Durante o século XX, a sociedade civil organizou-se e tornou-se mais complexa. Várias instituições foram criadas, neste período, como: institutos, clubes, hospitais, associações, sindicatos e cinemas. Muitas das grandes residências, sem o trabalho escravo, tornaram-se escolas, asilos, prédios públicos, casas de cômodo ou cortiços. A população de Salvador duplicou de tamanho, em quase cinquenta anos, entre os séculos XVIII e XIX, fato que influenciou o crescimento irregular da Cidade. Salvador passou a crescer pouco no período inicial do século XX, sendo ultrapassada, em 1900, por São Paulo. Contudo, em 1950, houve a influência de um novo ciclo migratório para a Cidade, ultrapassando um milhão de habitantes em 1970.

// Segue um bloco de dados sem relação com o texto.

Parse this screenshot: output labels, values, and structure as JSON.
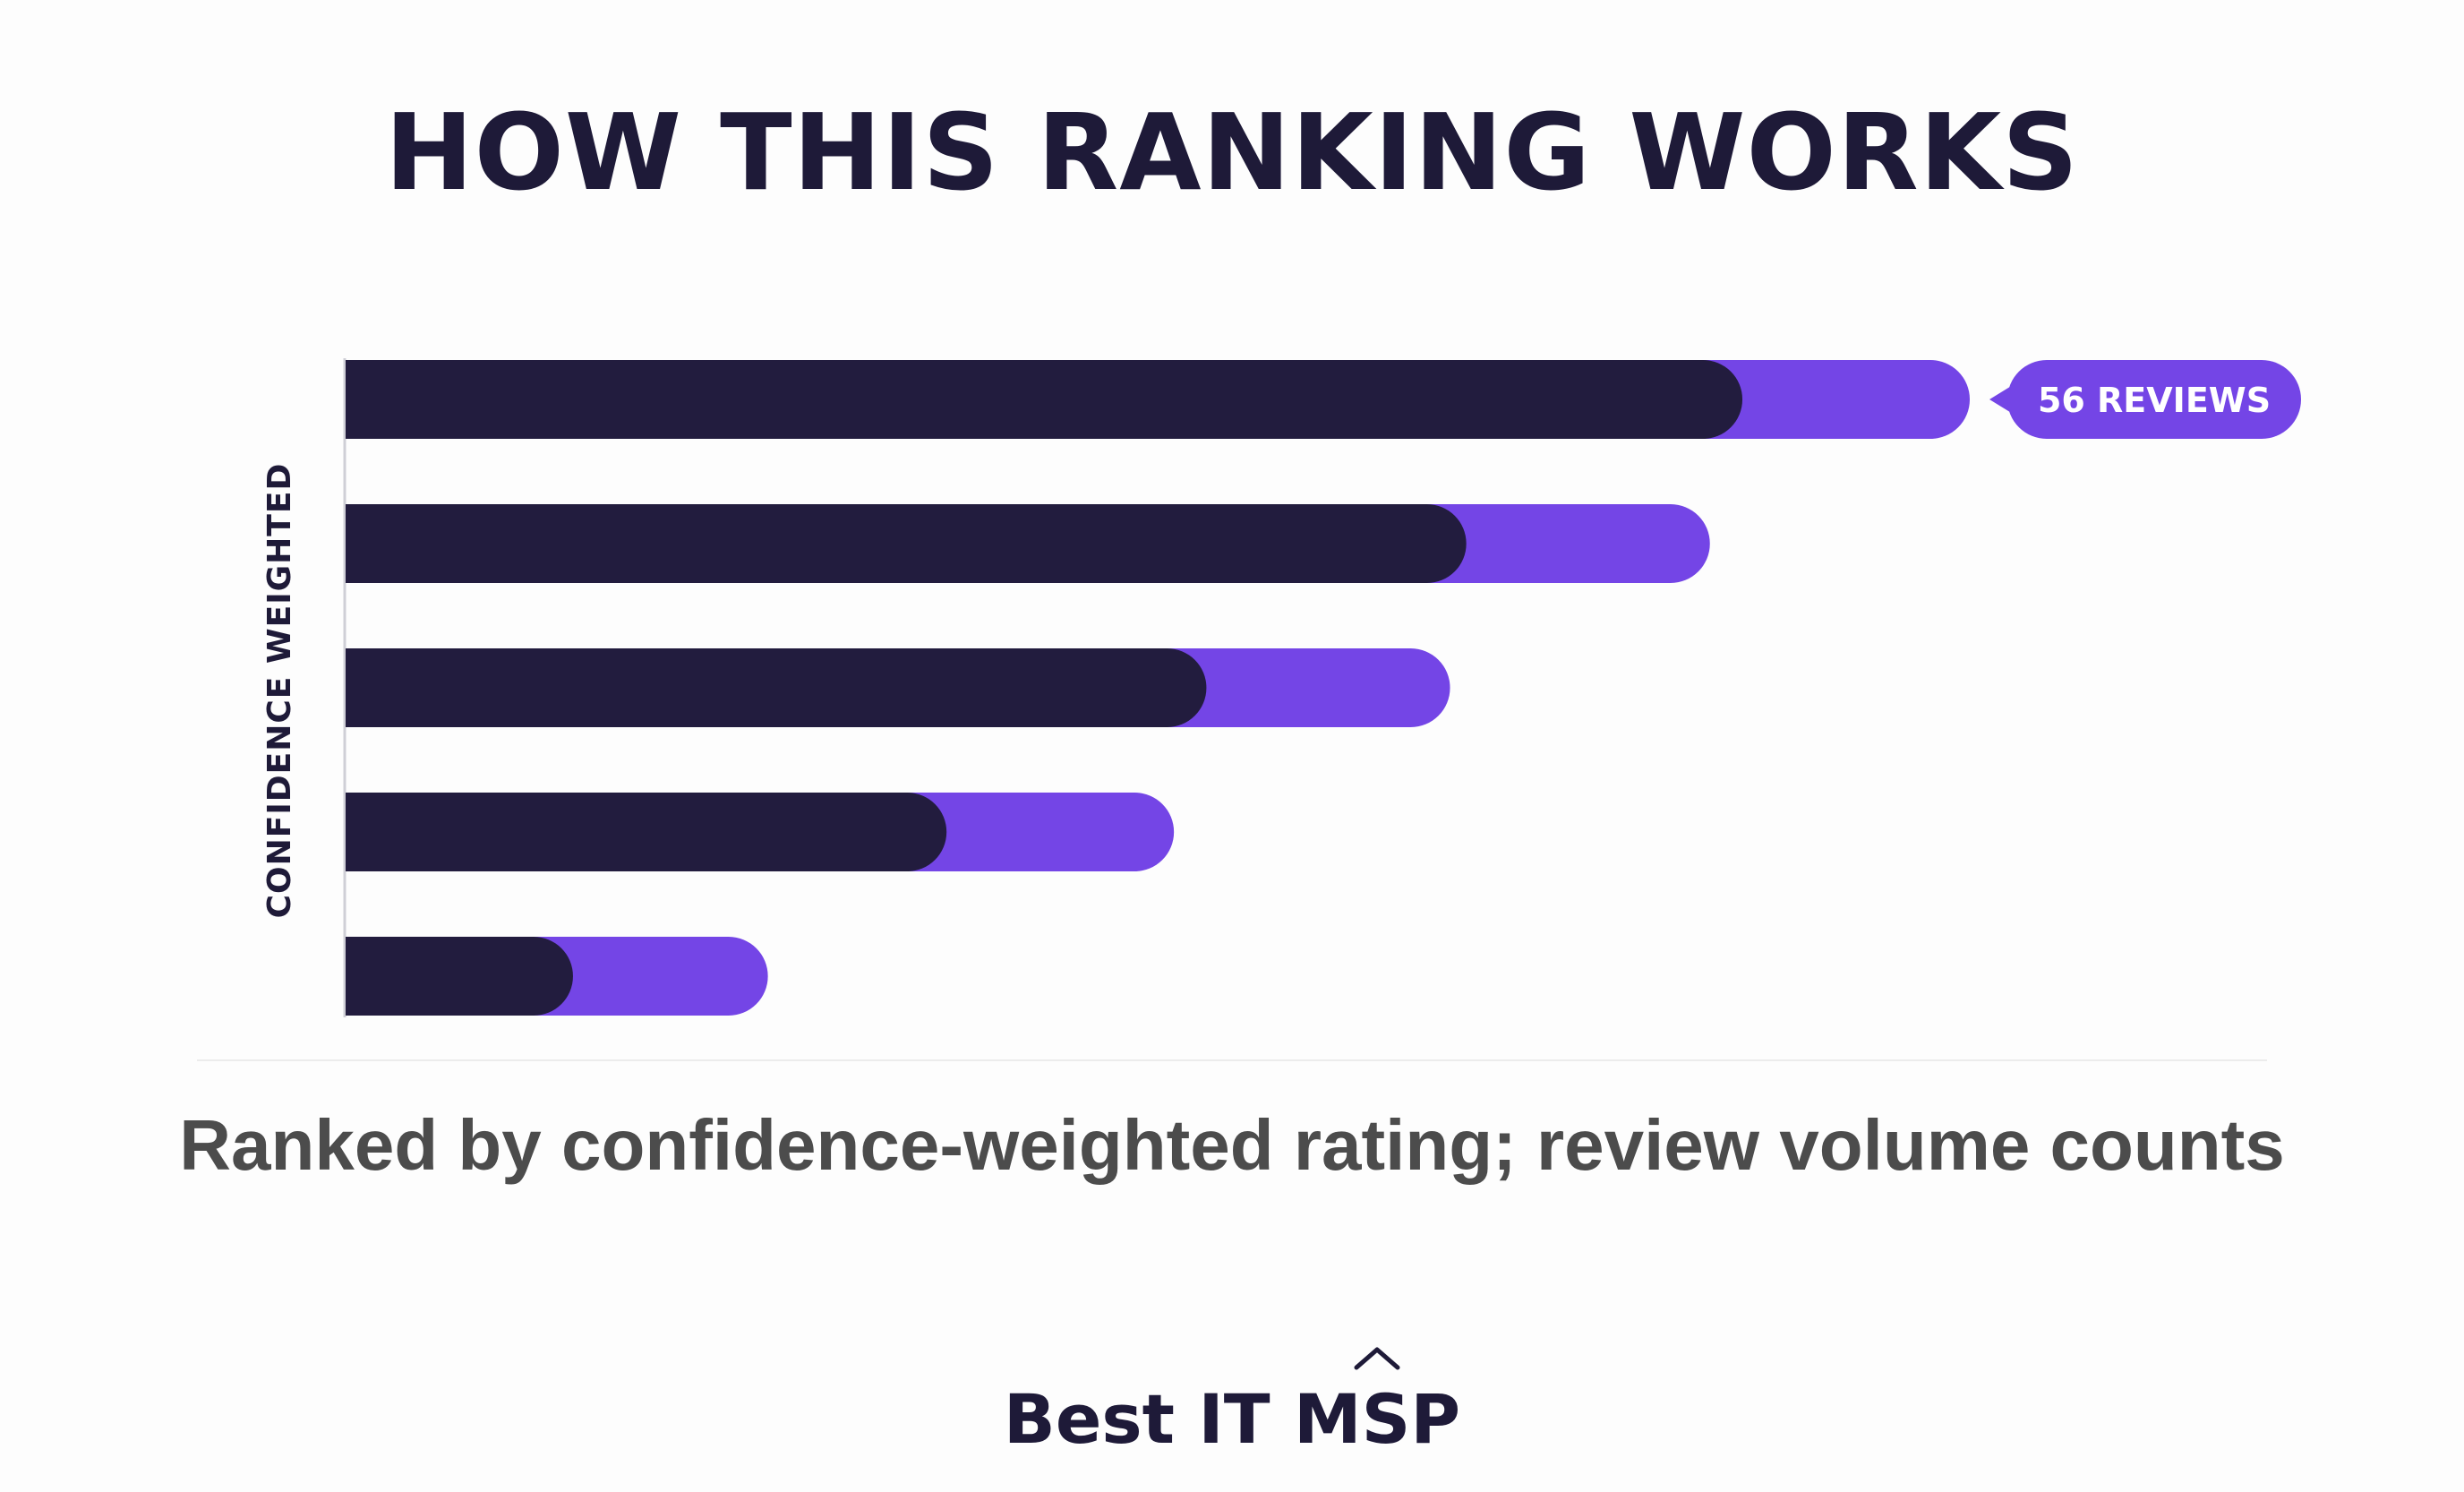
{
  "page": {
    "title": "HOW THIS RANKING WORKS",
    "caption": "Ranked by confidence-weighted rating; review volume counts",
    "brand": {
      "prefix": "Best IT ",
      "mark": "MSP",
      "mark_icon": "caret-up-icon"
    }
  },
  "colors": {
    "dark": "#221c3e",
    "accent": "#7445e6",
    "text": "#1e1a38",
    "caption": "#4c4c4c"
  },
  "chart_data": {
    "type": "bar",
    "orientation": "horizontal",
    "ylabel": "CONFIDENCE WEIGHTED",
    "xlim": [
      0,
      100
    ],
    "grid": false,
    "series": [
      {
        "values": [
          86,
          69,
          53,
          37,
          14
        ]
      },
      {
        "values": [
          100,
          84,
          68,
          51,
          26
        ]
      }
    ],
    "annotations": [
      {
        "bar_index": 0,
        "text": "56 REVIEWS"
      }
    ]
  }
}
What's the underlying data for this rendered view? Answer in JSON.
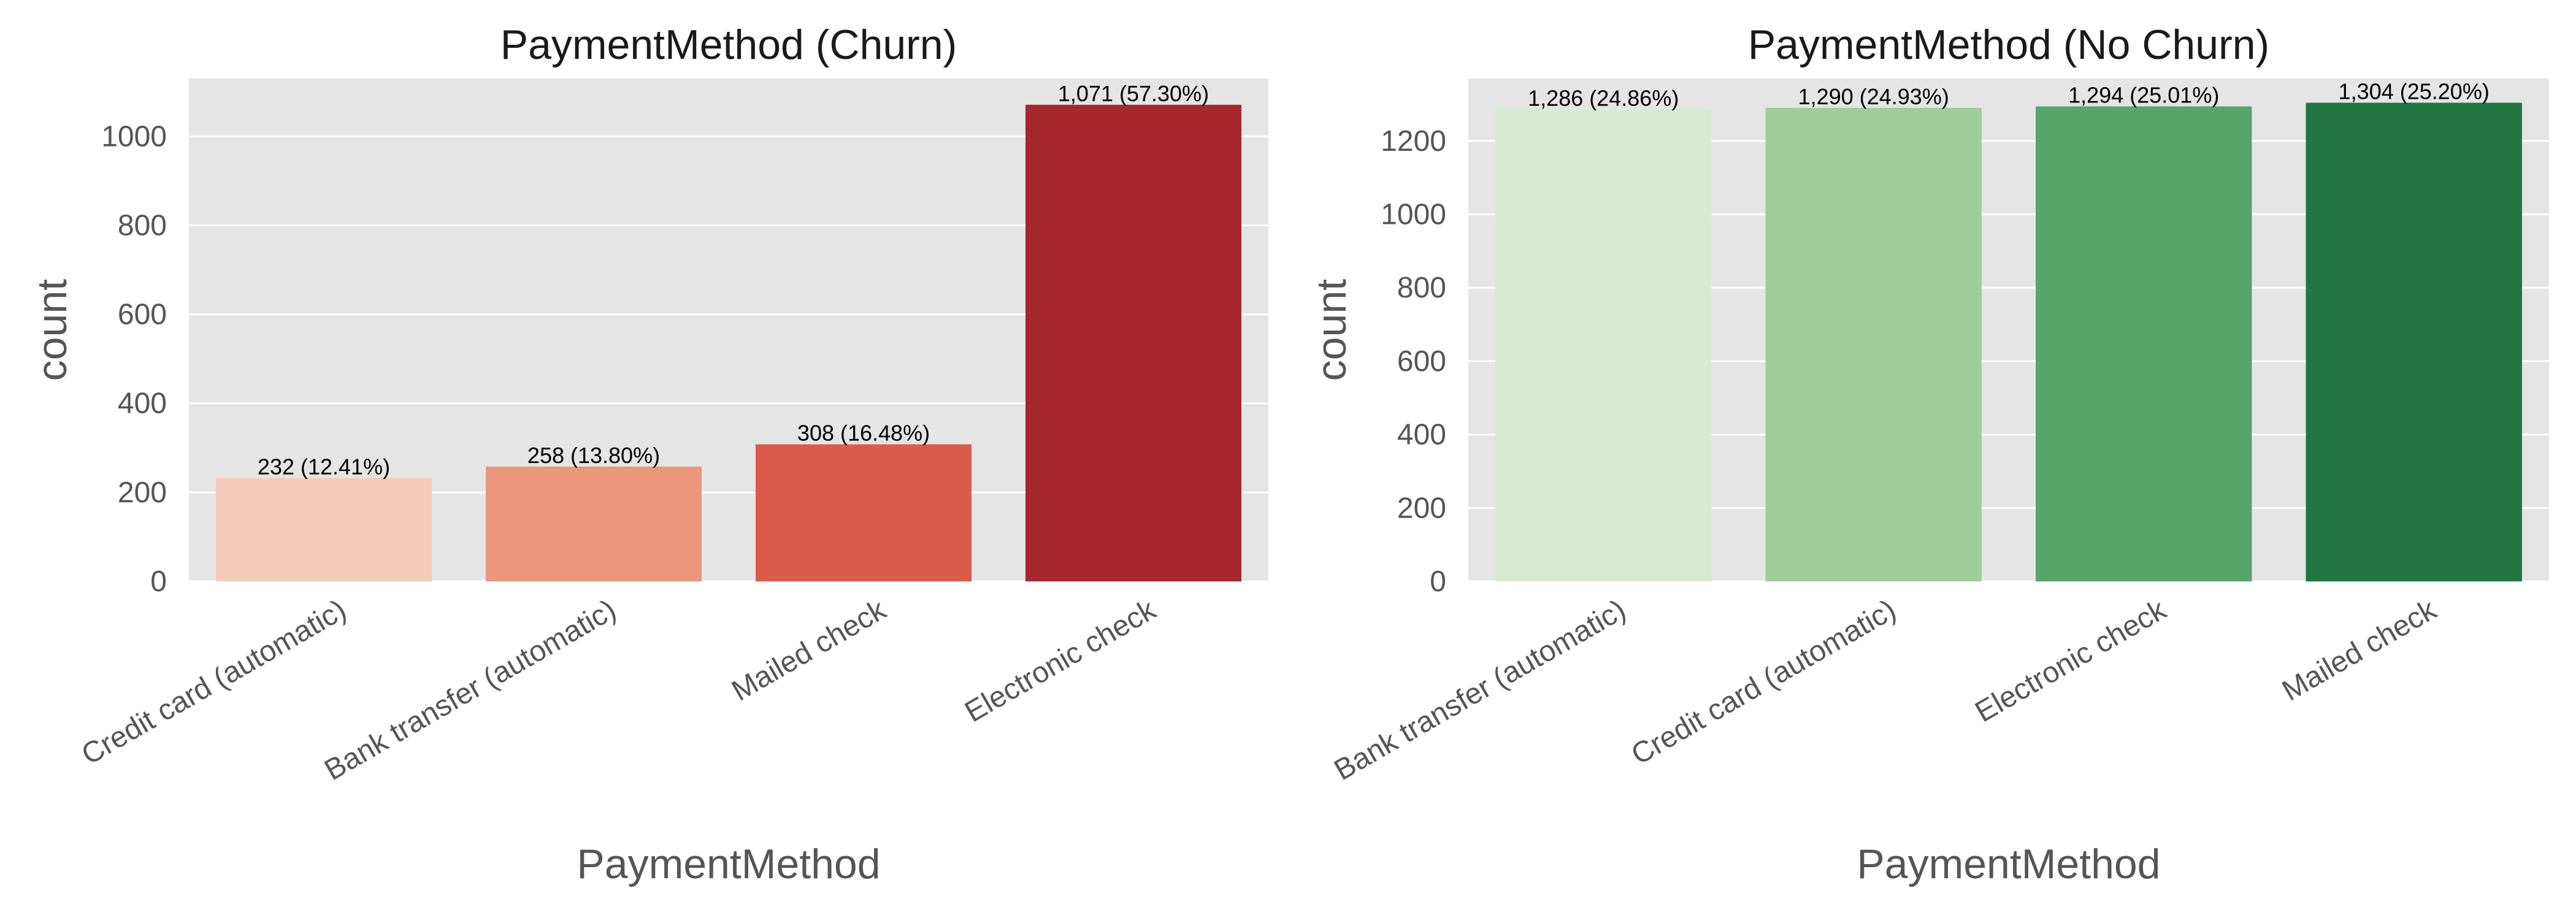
{
  "chart_data": [
    {
      "type": "bar",
      "title": "PaymentMethod (Churn)",
      "xlabel": "PaymentMethod",
      "ylabel": "count",
      "ylim": [
        0,
        1130
      ],
      "yticks": [
        0,
        200,
        400,
        600,
        800,
        1000
      ],
      "grid": true,
      "categories": [
        "Credit card (automatic)",
        "Bank transfer (automatic)",
        "Mailed check",
        "Electronic check"
      ],
      "values": [
        232,
        258,
        308,
        1071
      ],
      "data_labels": [
        "232 (12.41%)",
        "258 (13.80%)",
        "308 (16.48%)",
        "1,071 (57.30%)"
      ],
      "colors": [
        "#f5cbbb",
        "#eb957a",
        "#dc5a4a",
        "#a6282d"
      ]
    },
    {
      "type": "bar",
      "title": "PaymentMethod (No Churn)",
      "xlabel": "PaymentMethod",
      "ylabel": "count",
      "ylim": [
        0,
        1370
      ],
      "yticks": [
        0,
        200,
        400,
        600,
        800,
        1000,
        1200
      ],
      "grid": true,
      "categories": [
        "Bank transfer (automatic)",
        "Credit card (automatic)",
        "Electronic check",
        "Mailed check"
      ],
      "values": [
        1286,
        1290,
        1294,
        1304
      ],
      "data_labels": [
        "1,286 (24.86%)",
        "1,290 (24.93%)",
        "1,294 (25.01%)",
        "1,304 (25.20%)"
      ],
      "colors": [
        "#d6ebd1",
        "#9ecd99",
        "#57a56a",
        "#217541"
      ]
    }
  ],
  "style": {
    "plot_background": "#e5e5e5",
    "grid_color": "#ffffff",
    "tick_label_color": "#555555",
    "axis_label_color": "#555555",
    "title_color": "#1a1a1a",
    "data_label_color": "#000000"
  }
}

Essas transformações, nos limites do território estudado, comportaram um variado número de edificações construídas, em estilos distintos, em uma seqüência de demolições, construções e reconstruções que, até hoje, convivem na mesma área. A paisagem urbana atual já não tem mais as mesmas características de sua conformação inicial, mas ainda registra aspectos que permitem remontar uma história arquitetônica e urbana de extremo valor patrimonial para a cidade do Salvador e para o Brasil. Em uma visita a esse bairro, hoje, no início do século XXI, observa-se que essas feições estão-se perdendo pelo abandono e pela conseqüente desvalorização. A interferência dos órgãos públicos, que atuam em prol do patrimônio, não é suficiente para garantir a preservação da memória urbana desse lugar, um dos poucos tesouros, que ainda poderiam ser preservados para as futuras gerações.